![fatal familial insomnia fatal familial insomnia](https://i.ytimg.com/vi/nVjdfBOq6d4/hqdefault.jpg)
![fatal familial insomnia fatal familial insomnia](https://www.dirjournal.com/info/wp-content/uploads/2012/09/FFI-1.jpg)
FFI baffled investigators for years, because certain symptoms resemble encephalitis, end-stage alcoholism, and dementia, among other conditions (1). More children, however, also means more potential FFI cases- a tough paradox for the I-function to work through.

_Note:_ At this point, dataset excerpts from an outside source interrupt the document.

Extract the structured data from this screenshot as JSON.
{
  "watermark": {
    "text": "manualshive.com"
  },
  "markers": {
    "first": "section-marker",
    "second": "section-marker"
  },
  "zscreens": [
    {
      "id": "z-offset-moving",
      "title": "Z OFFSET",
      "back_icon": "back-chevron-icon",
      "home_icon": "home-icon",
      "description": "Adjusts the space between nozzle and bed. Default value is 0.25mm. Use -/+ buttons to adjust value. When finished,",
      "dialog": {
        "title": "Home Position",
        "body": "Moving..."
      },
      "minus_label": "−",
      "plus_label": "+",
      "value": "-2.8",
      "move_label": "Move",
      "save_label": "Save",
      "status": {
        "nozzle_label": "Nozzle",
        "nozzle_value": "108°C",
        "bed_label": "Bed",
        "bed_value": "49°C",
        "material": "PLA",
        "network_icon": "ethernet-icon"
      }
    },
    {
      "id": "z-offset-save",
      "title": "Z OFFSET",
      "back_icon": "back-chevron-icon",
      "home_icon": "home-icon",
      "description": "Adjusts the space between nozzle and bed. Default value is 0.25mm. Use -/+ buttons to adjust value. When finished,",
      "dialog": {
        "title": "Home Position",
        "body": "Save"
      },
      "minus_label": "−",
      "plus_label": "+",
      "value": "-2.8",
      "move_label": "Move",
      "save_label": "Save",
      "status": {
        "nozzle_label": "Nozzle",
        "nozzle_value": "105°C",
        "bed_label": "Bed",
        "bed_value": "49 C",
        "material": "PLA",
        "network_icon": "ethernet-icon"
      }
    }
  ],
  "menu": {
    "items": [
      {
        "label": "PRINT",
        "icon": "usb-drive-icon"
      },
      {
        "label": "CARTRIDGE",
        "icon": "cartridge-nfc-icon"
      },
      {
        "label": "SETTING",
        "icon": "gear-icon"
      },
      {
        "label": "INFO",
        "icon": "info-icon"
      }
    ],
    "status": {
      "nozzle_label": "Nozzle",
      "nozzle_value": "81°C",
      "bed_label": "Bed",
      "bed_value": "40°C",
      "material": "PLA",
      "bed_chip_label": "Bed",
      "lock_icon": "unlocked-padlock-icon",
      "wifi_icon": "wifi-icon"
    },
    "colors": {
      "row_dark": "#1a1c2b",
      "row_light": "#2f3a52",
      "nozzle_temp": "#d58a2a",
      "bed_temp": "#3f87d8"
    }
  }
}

#Fatal familial insomnia free
Paradoxically, it is in the parents' best interest to have more children, in order to ensure that at least some live FFI free into old age. Because it does not strike until middle age, however, parents who may be carriers must make difficult decisions about childbirth. If this disease occurred in childhood, natural selection would have long ago done away with it. Here the first questions of the I-function, and the first paradoxes of the disease, appear. If parents have such a high chance of passing on the disease, one might ask, why don't they simply choose not to have children? The answer: FFI, unlike many other fatal genetic conditions, doesn't appear until the victim is middle-aged, and tests to see whether parents carry the FFI mutation only recently became available (1). But every other aspect of the disease is wildly unpredictable, forcing family members to make difficult decisions. Pierluigi Gambetti, one of the discoverers of the condition known as fatal familial insomnia (FFI), claims that it is "the worst disease you can get." (5) Given the vast number of diseases in the world, Gambetti's claim seems farfetched at first glance, maybe even selfish who wouldn't want to take credit for discovering one of the worst diseases in the world? But a quick overview of the disease presents solid evidence in favor of the claim- and some interesting insights about the many tasks of the I-function.įFI has been discovered in only 28 families worldwide it is an autosomal dominant gene mutation, meaning that a parent with the disease has a fifty percent chance of passing it on to his or her child (2).